What distinguished the work of Edward Said on the Palestine Question was its objectivity. Despite his criticism of the state of Israel, he shunned the use of such verbiage as “the Zionist entity” and acknowledged the sufferings of the Holocaust. He did not give either the Palestinian politicians or the Arab regimes a carte blanche. His numerous books, lectures and articles about the Palestine Question have informed the debate for decades. His ideas lent strength to many in the field. That is evident by the difficulty of reading serious discourses on the subject that do not make references to his work and ideas. The standards that he applied were informed by universal values of human rights, dignity and justice. He berated those that denied the atrocities committed against the Jews in Europe, he opposed the logic of the suicide bomber, and he became a vocal critic of Chairman Arafat’s leadership and the undemocratic practices of The Palestinian Authority.
As for a Palestinian solution, he came full circle in his beliefs. In the 70’s he advocated a single democratic state solution but then during the 80’s he adopted the view that a two state solution was acceptable. That, however, changed again after the Oslo Declaration which he saw as a Palestinian Versailles. As a result, he rejected the view that separation was workable and adopted what he liked to call a bi-national state (he did not care for the term a single, secular democratic state).
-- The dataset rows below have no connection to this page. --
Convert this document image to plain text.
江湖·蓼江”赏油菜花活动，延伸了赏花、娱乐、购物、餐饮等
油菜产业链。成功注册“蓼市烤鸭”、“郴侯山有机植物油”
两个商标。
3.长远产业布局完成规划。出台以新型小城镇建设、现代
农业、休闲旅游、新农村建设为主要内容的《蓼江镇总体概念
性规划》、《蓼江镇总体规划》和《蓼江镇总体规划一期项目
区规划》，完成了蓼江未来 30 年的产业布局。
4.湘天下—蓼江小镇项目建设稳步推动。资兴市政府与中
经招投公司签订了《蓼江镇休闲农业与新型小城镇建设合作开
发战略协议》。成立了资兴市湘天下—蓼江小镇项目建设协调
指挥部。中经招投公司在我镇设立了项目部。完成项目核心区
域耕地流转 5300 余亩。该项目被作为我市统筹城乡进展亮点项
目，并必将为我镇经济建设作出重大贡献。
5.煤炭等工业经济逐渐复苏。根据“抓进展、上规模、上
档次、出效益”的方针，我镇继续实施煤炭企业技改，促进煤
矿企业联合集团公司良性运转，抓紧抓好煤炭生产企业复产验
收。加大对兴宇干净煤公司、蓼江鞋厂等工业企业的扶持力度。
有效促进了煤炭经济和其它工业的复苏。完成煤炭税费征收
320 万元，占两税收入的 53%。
To him, Israel should become “a state of its citizens and not the whole Jewish people.”
Edward Said’s passion in his Palestine writings was clear and palpable. What might have contributed to that was a feeling that he described as “out of Place”. It was an existence similar to that of an exiled person. One is not accepted as part of the social fabric of the country of residence and is equally out of place in one’s homeland; in his case he was not even permitted to visit his ancestral home. It is a difficult existence similar to being in limbo, not totally rejected but far away from being accepted.
Edward Said was above all a thinker, a teacher, a story teller. Now that he has left us, the world in general is a much poorer place, but the Palestinians in particular are desperately in need of an equally eloquent hakawati to carry on the fight and the struggle, to speak truth to power.
Let me leave you with the lyrical words of another Palestinian intellectual M. Darwish the National Poet of Palestine:
“His family is now the world. Our loss is shared, and so is our sorrow. He set Palestine at the heart of the world and brought the world into the heart of Palestine”.